The correct and complete address of the odor should begin with a visit to the specialist who in this case is the dentist, who will assess the situation and will be able to solve the problem or if it conceals some other morbid condition will guide you further medical attention.

It is estimated that the majority of bad breath cases, about 80% -90%, is directly related to the oral cavity and is treated by the dentist.

Useful tips for solving the problem is:

Good oral hygiene. Using the appropriate toothbrush and toothpaste at least twice a day, flossing and cleaning the top of the language is the best tool we have for tackling unpleasant breath. The dentist is properly trained for teaching the correct brushing technique.

Good oral hydration. Better hydration to maintain balance in the mouth and the saliva, the water consumption. If rhinitis (e.g. allergic) or sleep apnea or snoring, the use of a nasal spray helps to maintain and hydrated nasal passages.

Clean prostheses. If the odor is due to mobile prostheses (dentures) should be adhered to some simple guidelines:

– Remove the denture after food intake and this purification,

– Brushing the teeth with a toothbrush and toothpaste when oral hygiene,

– Remove the denture for 3-4 hours a day

– Keeping it in accordance with the dentist’s instructions.

Attention to diet. Avoid foods that have a strong odor, such as garlic or coffee. We enrich our daily diet with fruits Ms. vegetables because they contain water quantity. Add controlled carbohydrate (eg cereals) in our diatrofologio to avoid ketosis.

Food for clean breath. Foods that can help maintain a clean breath is tea drinks or mint. Their tea polyphenols are natural barriers to the growth of bacteria.
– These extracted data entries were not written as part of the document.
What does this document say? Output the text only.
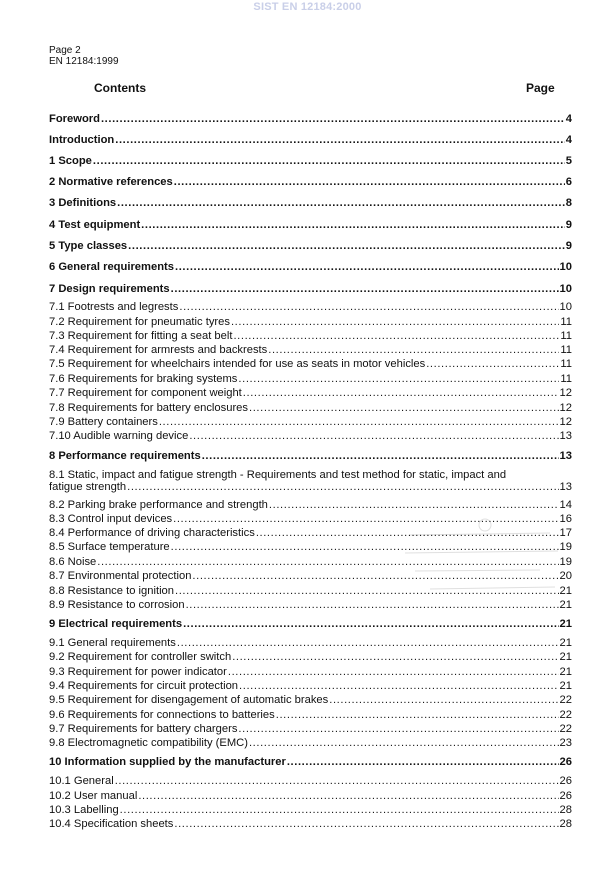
SIST EN 12184:2000
Page 2
EN 12184:1999
Contents	Page
Foreword .....	4
Introduction .....	4
1 Scope .....	5
2 Normative references .....	6
3 Definitions .....	8
4 Test equipment .....	9
5 Type classes .....	9
6 General requirements .....	10
7 Design requirements .....	10
7.1 Footrests and legrests .....	10
7.2 Requirement for pneumatic tyres .....	11
7.3 Requirement for fitting a seat belt .....	11
7.4 Requirement for armrests and backrests .....	11
7.5 Requirement for wheelchairs intended for use as seats in motor vehicles .....	11
7.6 Requirements for braking systems .....	11
7.7 Requirement for component weight .....	12
7.8 Requirements for battery enclosures .....	12
7.9 Battery containers .....	12
7.10 Audible warning device .....	13
8 Performance requirements .....	13
8.1 Static, impact and fatigue strength - Requirements and test method for static, impact and
fatigue strength .....	13
8.2 Parking brake performance and strength .....	14
8.3 Control input devices .....	16
8.4 Performance of driving characteristics .....	17
8.5 Surface temperature .....	19
8.6 Noise .....	19
8.7 Environmental protection .....	20
8.8 Resistance to ignition .....	21
8.9 Resistance to corrosion .....	21
9 Electrical requirements .....	21
9.1 General requirements .....	21
9.2 Requirement for controller switch .....	21
9.3 Requirement for power indicator .....	21
9.4 Requirements for circuit protection .....	21
9.5 Requirement for disengagement of automatic brakes .....	22
9.6 Requirements for connections to batteries .....	22
9.7 Requirements for battery chargers .....	22
9.8 Electromagnetic compatibility (EMC) .....	23
10 Information supplied by the manufacturer .....	26
10.1 General .....	26
10.2 User manual .....	26
10.3 Labelling .....	28
10.4 Specification sheets .....	28
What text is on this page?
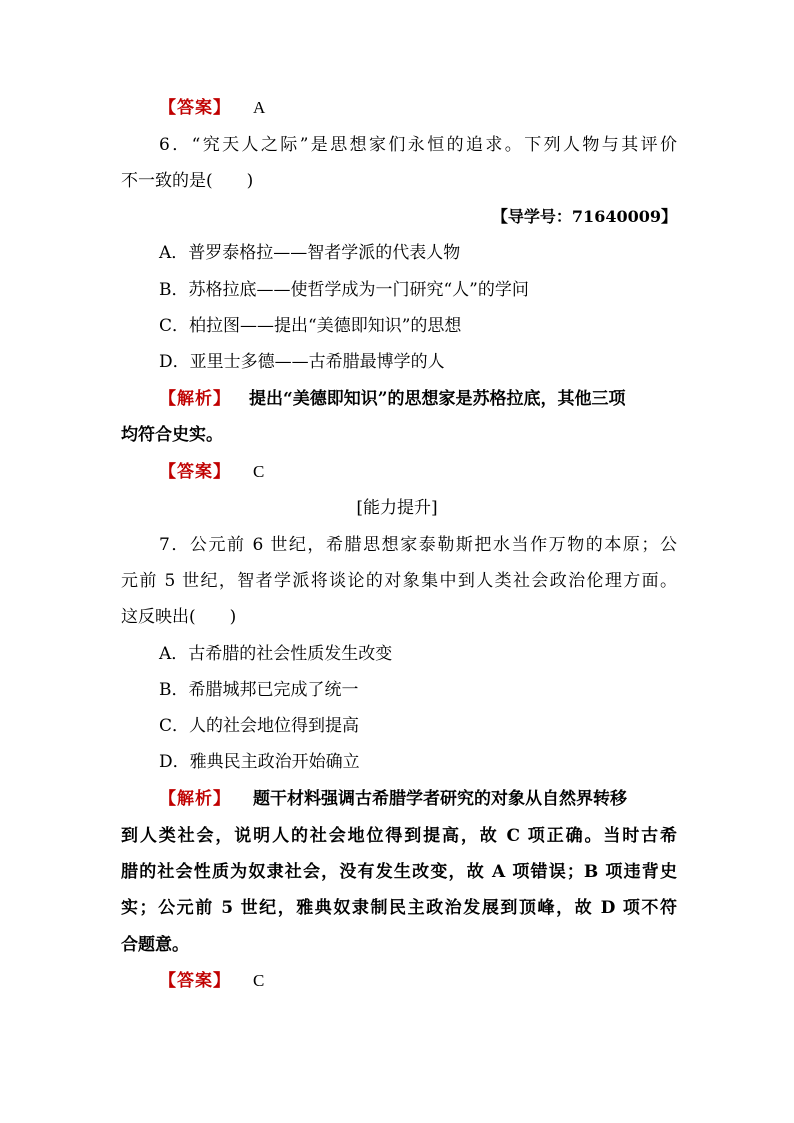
【答案】 A
6．“究天人之际”是思想家们永恒的追求。下列人物与其评价
不一致的是(　　)
【导学号：71640009】
A．普罗泰格拉——智者学派的代表人物
B．苏格拉底——使哲学成为一门研究“人”的学问
C．柏拉图——提出“美德即知识”的思想
D．亚里士多德——古希腊最博学的人
【解析】 提出“美德即知识”的思想家是苏格拉底，其他三项
均符合史实。
【答案】 C
[能力提升]
7．公元前 6 世纪，希腊思想家泰勒斯把水当作万物的本原；公
元前 5 世纪，智者学派将谈论的对象集中到人类社会政治伦理方面。
这反映出(　　)
A．古希腊的社会性质发生改变
B．希腊城邦已完成了统一
C．人的社会地位得到提高
D．雅典民主政治开始确立
【解析】 题干材料强调古希腊学者研究的对象从自然界转移
到人类社会，说明人的社会地位得到提高，故 C 项正确。当时古希
腊的社会性质为奴隶社会，没有发生改变，故 A 项错误；B 项违背史
实；公元前 5 世纪，雅典奴隶制民主政治发展到顶峰，故 D 项不符
合题意。
【答案】 C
Visiting a dentist. The dentist will be able to give appropriate solution in cases of decayed teeth, gum disease (periodontal disease), abscesses and other conditions that can cause or worsen bad breath.

Finally it should be emphasized that the unpleasant odor observed the morning after the night’s sleep is not necessarily abnormal finding. However, the expert will be able to give answers to odor issues are the dentist. Two visits per year precaution is necessary.